Four New England schools are among the worst colleges for free speech, according to the Foundation for Individual Rights in Education (FIRE).The nonprofit published its annual list on Wednesday, which included Harvard, Babson, and Middlebury College in Vermont. FIRE determines the list of both public and private colleges and universities by the past year’s incidents that violated free speech laws or standards. Harvard made the list for several transgressions, and for the fifth time. FIRE cited the school’s continued practice denying students who are members of single-gender social clubs — even off-campus — from two prominent scholarships, leadership positions in on-campus clubs, and participation on athletic teams.

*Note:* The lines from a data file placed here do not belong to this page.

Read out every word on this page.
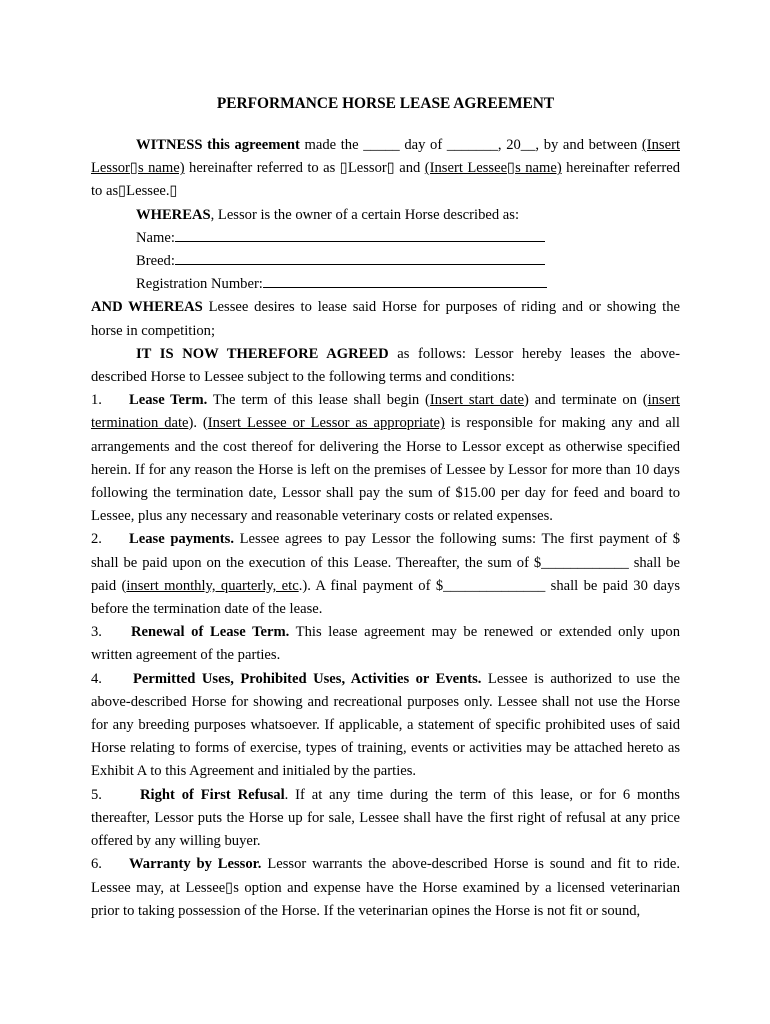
PERFORMANCE HORSE LEASE AGREEMENT

WITNESS this agreement made the _____ day of _______, 20__, by and between (Insert Lessor▯s name) hereinafter referred to as ▯Lessor▯ and (Insert Lessee▯s name) hereinafter referred to as▯Lessee.▯

WHEREAS, Lessor is the owner of a certain Horse described as:

Name:
Breed:
Registration Number:

AND WHEREAS Lessee desires to lease said Horse for purposes of riding and or showing the horse in competition;

IT IS NOW THEREFORE AGREED as follows: Lessor hereby leases the above-described Horse to Lessee subject to the following terms and conditions:

1. Lease Term. The term of this lease shall begin (Insert start date) and terminate on (insert termination date). (Insert Lessee or Lessor as appropriate) is responsible for making any and all arrangements and the cost thereof for delivering the Horse to Lessor except as otherwise specified herein. If for any reason the Horse is left on the premises of Lessee by Lessor for more than 10 days following the termination date, Lessor shall pay the sum of $15.00 per day for feed and board to Lessee, plus any necessary and reasonable veterinary costs or related expenses.

2. Lease payments. Lessee agrees to pay Lessor the following sums: The first payment of $ shall be paid upon on the execution of this Lease. Thereafter, the sum of $____________ shall be paid (insert monthly, quarterly, etc.). A final payment of $______________ shall be paid 30 days before the termination date of the lease.

3. Renewal of Lease Term. This lease agreement may be renewed or extended only upon written agreement of the parties.

4. Permitted Uses, Prohibited Uses, Activities or Events. Lessee is authorized to use the above-described Horse for showing and recreational purposes only. Lessee shall not use the Horse for any breeding purposes whatsoever. If applicable, a statement of specific prohibited uses of said Horse relating to forms of exercise, types of training, events or activities may be attached hereto as Exhibit A to this Agreement and initialed by the parties.

5.	Right of First Refusal. If at any time during the term of this lease, or for 6 months thereafter, Lessor puts the Horse up for sale, Lessee shall have the first right of refusal at any price offered by any willing buyer.

6. Warranty by Lessor. Lessor warrants the above-described Horse is sound and fit to ride. Lessee may, at Lessee▯s option and expense have the Horse examined by a licensed veterinarian prior to taking possession of the Horse. If the veterinarian opines the Horse is not fit or sound,
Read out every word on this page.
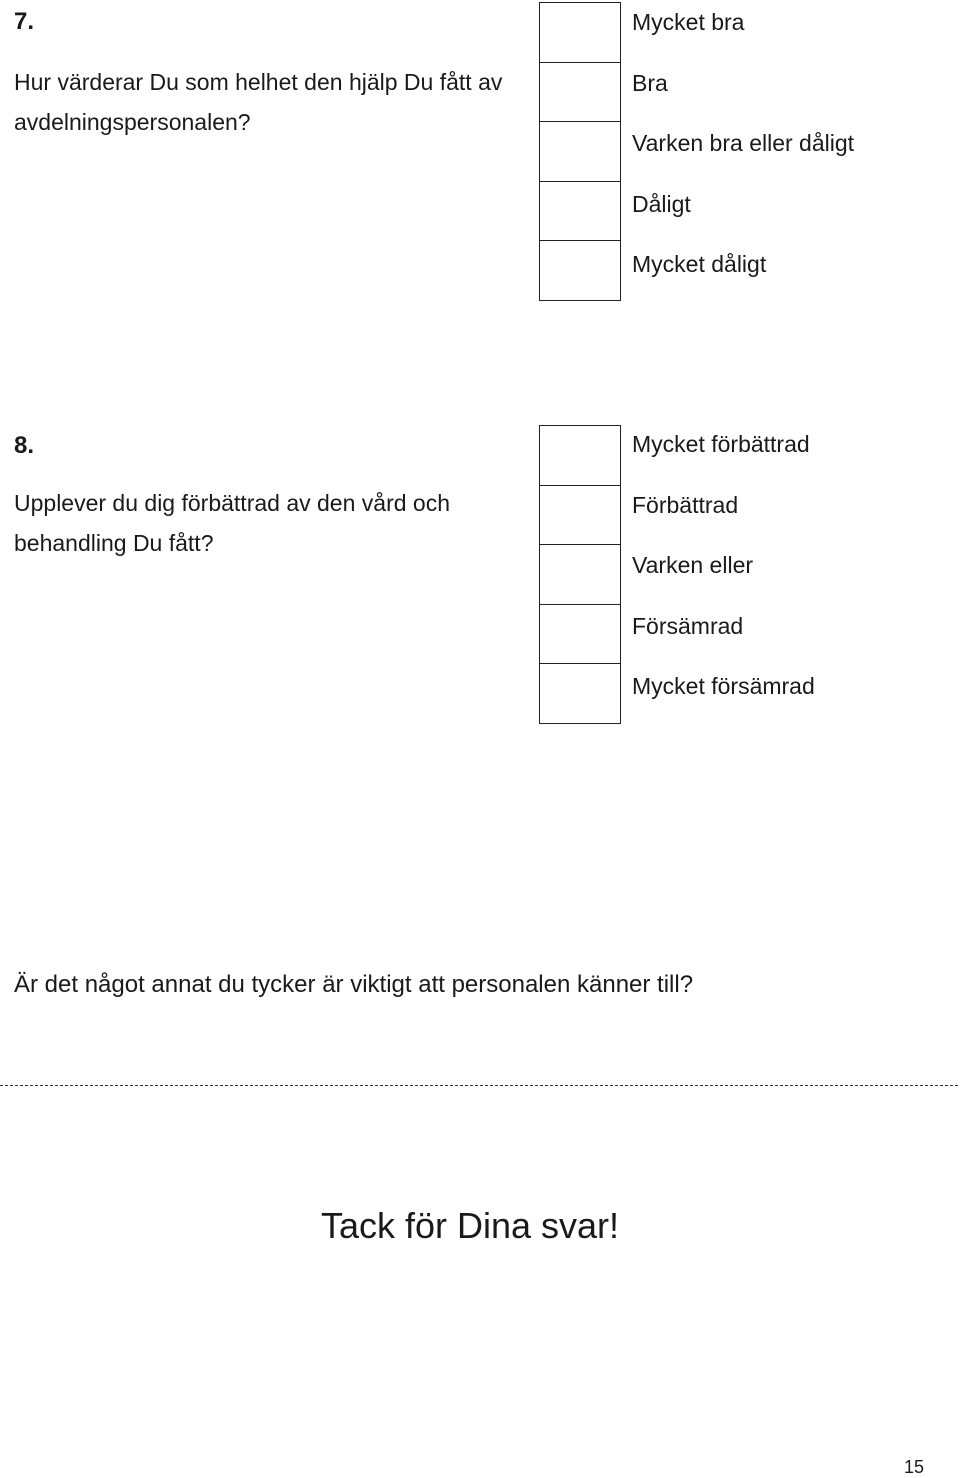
7.
Hur värderar Du som helhet den hjälp Du fått av avdelningspersonalen?
Mycket bra
Bra
Varken bra eller dåligt
Dåligt
Mycket dåligt
8.
Upplever du dig förbättrad av den vård och behandling Du fått?
Mycket förbättrad
Förbättrad
Varken eller
Försämrad
Mycket försämrad
Är det något annat du tycker är viktigt att personalen känner till?
Tack för Dina svar!
15
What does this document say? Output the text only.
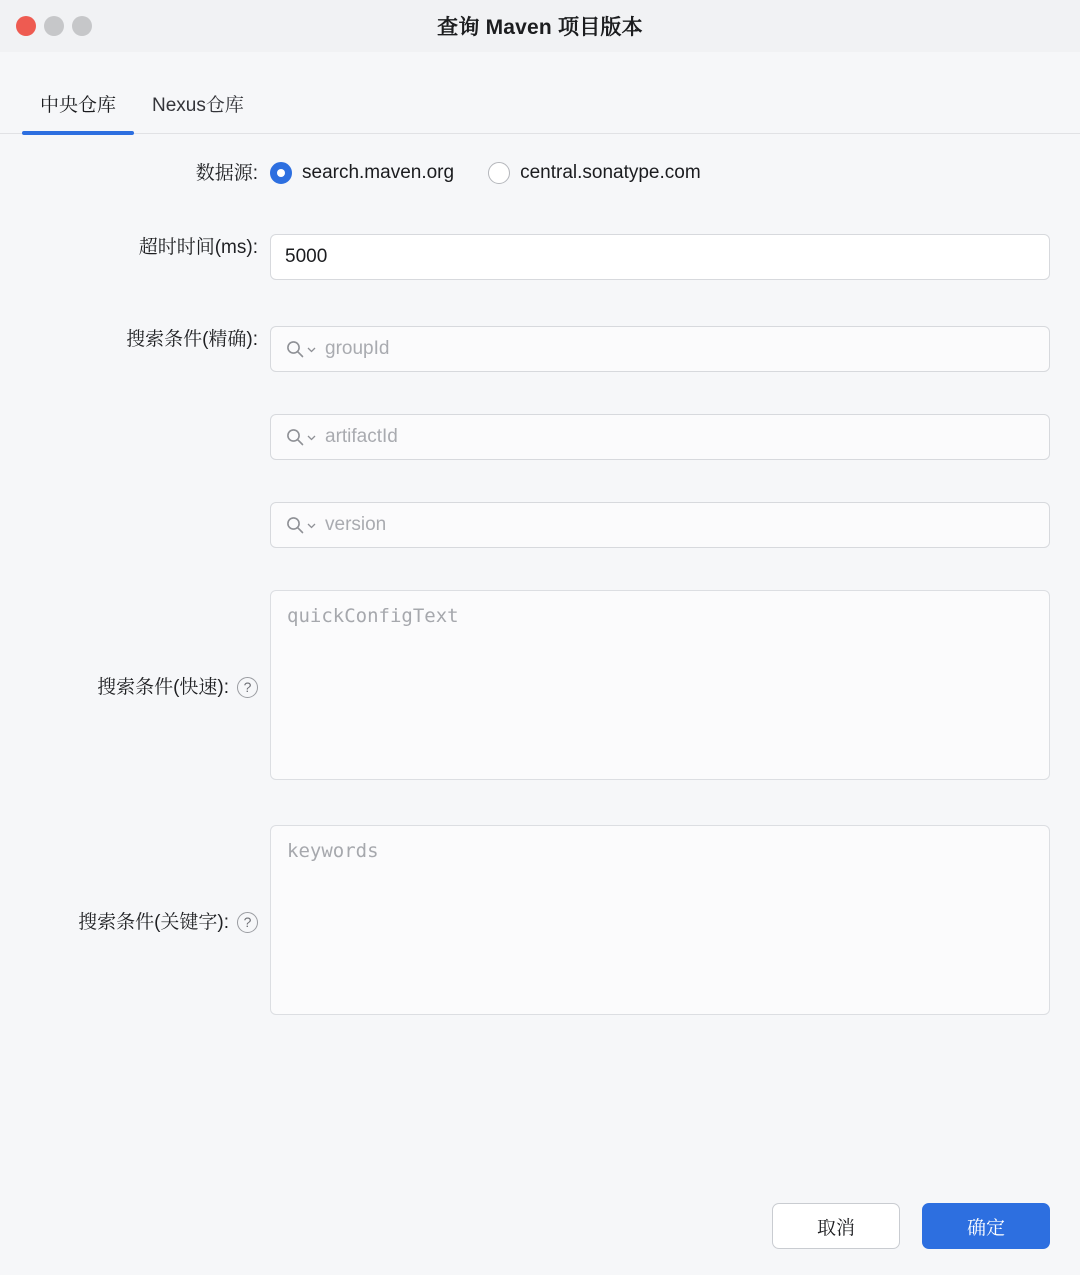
查询 Maven 项目版本
中央仓库	Nexus仓库
数据源:	search.maven.org	central.sonatype.com
超时时间(ms):
5000
搜索条件(精确):
groupId
artifactId
version
搜索条件(快速):	?
quickConfigText
搜索条件(关键字):	?
keywords
取消	确定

Harvard Law professor Ronald S. Sullivan Jr. was ousted as a faculty dean after he took on legal representation of Harvey Weinstein. FIRE also cited Harvard’s new policy requiring events with “controversial” speakers to include a neutral moderator. “Harvard, one of the world’s leading universities, surely has the intellectual capacity to write a better, fairer policy,” FIRE wrote. “The fact that it didn’t can only mean it didn’t want to.”Babson College also made the list for firing Asheen Phansey. The adjunct instructor and administrator came under scrutiny for his Facebook post encouraging Iran’s Ayatollah Ali Khamenei to “
tweet a list of 52 sites of beloved American cultural heritage that he would bomb. Um… Mall of America? …Kardashian residence?” Phansey described the post as a bad attempt at humor, but was fired after a one-day investigation by Babson.
“At a private school like Babson that makes promises of free expression, a joke like Phansey’s could ignite a range of acceptable responses from the university,” FIRE wrote. “Firing him is not one of them.”
Middlebury College in Vermont made the list for unilaterally cancelling an event with conservative Polish scholar Ryszard Legutko. The school cited safety risks in shutting it down just hours before the talk. FIRE called the cancellation of Legutko’s lecture “one of the most troubling infringements on student and faculty free speech and open inquiry rights we saw last year.”
University of Connecticut also made the list for an incident in October involving students shouting a racial slur as part of a game. Campus police identified the students and the two were charged with a misdemeanor under a Connecticut law prohibiting ridicule on account of creed, religion, color, denomination, nationality or race, as well as bringing student disciplinary charges against the pair.
“While the word used by Karal and Mucaj is deeply offensive to many, it does not fall into any recognized exception under the First Amendment,” wrote FIRE in a letter to the university. “But investigating and arresting students who use offensive language, UConn has departed from its clear and non-negotiable constitutional obligations.”